If wxWidgets (>= 3.0) is not available then one option is to have CMake boot-
strap the build for FreeDV.

This is required because the tool wx-config is used to get the correct compiler
and linker flags of the wxWidgets components needed by FreeDV. Since this is
normally done at configure time, not during "make", it is not possible for CMake
or have this information prior to building wxWidgets.

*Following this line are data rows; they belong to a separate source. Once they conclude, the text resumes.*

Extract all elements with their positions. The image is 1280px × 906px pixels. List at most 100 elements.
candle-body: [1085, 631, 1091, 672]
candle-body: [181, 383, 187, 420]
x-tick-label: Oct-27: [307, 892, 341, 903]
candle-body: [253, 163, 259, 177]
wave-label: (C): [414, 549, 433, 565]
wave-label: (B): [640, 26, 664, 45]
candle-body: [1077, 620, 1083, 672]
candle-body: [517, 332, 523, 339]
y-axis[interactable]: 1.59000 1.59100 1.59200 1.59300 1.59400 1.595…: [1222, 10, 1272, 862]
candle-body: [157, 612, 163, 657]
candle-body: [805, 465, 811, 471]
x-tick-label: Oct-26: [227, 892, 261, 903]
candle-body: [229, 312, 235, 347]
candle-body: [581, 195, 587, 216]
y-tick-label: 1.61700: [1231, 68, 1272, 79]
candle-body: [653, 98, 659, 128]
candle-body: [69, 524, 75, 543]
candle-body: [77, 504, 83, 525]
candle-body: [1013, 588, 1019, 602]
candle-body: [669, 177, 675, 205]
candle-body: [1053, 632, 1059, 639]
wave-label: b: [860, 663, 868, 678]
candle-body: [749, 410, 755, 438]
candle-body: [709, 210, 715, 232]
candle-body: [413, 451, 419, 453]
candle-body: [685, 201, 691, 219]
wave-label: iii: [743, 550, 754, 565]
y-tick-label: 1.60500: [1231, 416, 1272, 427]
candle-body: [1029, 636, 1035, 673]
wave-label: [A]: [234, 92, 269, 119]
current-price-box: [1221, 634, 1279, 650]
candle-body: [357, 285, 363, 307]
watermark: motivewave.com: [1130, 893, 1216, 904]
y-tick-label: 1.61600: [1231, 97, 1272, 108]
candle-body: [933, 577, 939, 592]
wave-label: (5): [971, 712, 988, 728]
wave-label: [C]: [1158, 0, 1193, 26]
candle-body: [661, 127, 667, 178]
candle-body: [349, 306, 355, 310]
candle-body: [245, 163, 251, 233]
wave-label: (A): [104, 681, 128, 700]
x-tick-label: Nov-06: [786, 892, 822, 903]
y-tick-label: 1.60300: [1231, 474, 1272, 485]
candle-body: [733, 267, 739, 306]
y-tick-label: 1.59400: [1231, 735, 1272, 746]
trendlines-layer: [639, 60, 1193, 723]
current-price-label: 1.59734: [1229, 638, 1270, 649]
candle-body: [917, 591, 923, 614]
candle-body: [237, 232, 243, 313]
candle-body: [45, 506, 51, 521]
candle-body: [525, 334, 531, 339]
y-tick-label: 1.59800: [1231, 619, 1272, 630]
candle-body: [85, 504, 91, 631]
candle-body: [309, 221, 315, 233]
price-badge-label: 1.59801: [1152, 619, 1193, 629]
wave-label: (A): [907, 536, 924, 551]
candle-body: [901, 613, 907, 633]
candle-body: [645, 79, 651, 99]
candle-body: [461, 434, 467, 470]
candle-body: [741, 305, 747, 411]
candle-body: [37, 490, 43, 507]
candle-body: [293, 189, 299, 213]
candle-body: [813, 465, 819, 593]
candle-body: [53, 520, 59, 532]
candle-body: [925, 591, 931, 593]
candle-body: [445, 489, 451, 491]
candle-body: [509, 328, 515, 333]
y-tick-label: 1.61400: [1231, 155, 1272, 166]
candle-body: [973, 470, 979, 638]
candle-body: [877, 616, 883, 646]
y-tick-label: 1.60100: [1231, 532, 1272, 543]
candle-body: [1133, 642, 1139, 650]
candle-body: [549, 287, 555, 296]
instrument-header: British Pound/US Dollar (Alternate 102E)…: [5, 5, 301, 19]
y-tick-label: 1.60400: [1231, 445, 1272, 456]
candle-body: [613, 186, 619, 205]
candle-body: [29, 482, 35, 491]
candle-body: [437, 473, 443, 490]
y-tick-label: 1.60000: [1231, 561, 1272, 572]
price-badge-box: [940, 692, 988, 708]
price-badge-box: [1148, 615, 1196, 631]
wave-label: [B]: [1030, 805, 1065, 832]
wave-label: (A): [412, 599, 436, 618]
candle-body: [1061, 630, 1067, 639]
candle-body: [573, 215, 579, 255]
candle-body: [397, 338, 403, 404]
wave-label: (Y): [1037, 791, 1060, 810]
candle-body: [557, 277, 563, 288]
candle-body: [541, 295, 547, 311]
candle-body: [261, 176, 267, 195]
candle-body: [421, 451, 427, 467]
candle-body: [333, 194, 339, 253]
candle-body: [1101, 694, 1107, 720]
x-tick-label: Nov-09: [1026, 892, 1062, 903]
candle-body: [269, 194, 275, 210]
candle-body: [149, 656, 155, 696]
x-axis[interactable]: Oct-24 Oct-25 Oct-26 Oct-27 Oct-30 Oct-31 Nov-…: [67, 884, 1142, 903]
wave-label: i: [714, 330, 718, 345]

In order to work around this issue you can "bootstrap" the wxWidgets build using
the CMake option, "BOOTSTRAP_WXWIDGETS". wxWidgets will be built using static
libraries.

NOTE: This forces "USE_STATIC_WXWIDGETS" to be true internally regarless of the
value set manually.

(from any directory, but empty directory outside of the source is prefered.)
$ cmake -DBOOTSTRAP_WXWIDGETS=TRUE /path/to/freedv
$ make
(wxWidgets is downloaded and built)
$ cmake .
(wxWidgets build should be detected)
$ make
(if all goes well, as root)
$ make install

====================================
 Building and installing on OSX
====================================

Pls see README.osx

====================================
 Building and installing on FreeBSD
====================================

As per "Quickstart 2" above but change build_linux to build_freebsd

=======
Editing
=======

Please make sure your text editor does not insert tabs, and
used indents of 4 spaces.  The following .emacs code was used to
configure emacs:

(setq-default indent-tabs-mode nil)

(add-hook 'c-mode-common-hook
          (function (lambda ()
                      (setq c-basic-offset 4)
                      )))

FreeDV GUI TODO List
--------------------

[ ] Ubuntu packaging
[ ] default sound card in/out setting for rx out of the box
[ ] When application close on windows while "Start" down sometimes crashes
    + Also on Linux it reports an unterminated thread when exiting
[ ] Tool-Audio Config Dialog sound device names truncated on Windows
[ ] Serialport::closeport() on Linux takes about 1 second 
    + delays 'Stop' on main window test on Tools-PTT Test
[ ] Voice keyer file name at bottom on main screen truncated
    + need a bigger field
[ ] Start/Stop file rec/playback, work out a better UI, 
    maybe buttons on front page
[ ] feature for evaluating yr own sound quality
    + trap bad mic response/levels
    + zero in on different sound quality from different users
[ ] feeding audio over UDP say from from gqrx
    + could also be used to netcat stored files
[ ] refactoring
    [ ] fdmdv2_main.cpp is way too long
    [ ] rename fdmdv2*.cpp -> freedv*.cpp
    [ ] dlg_ptt uses ComPortsDlg name internally, rename PttDlg or similar
[ ] Add RSID
    + use case, when would it be used?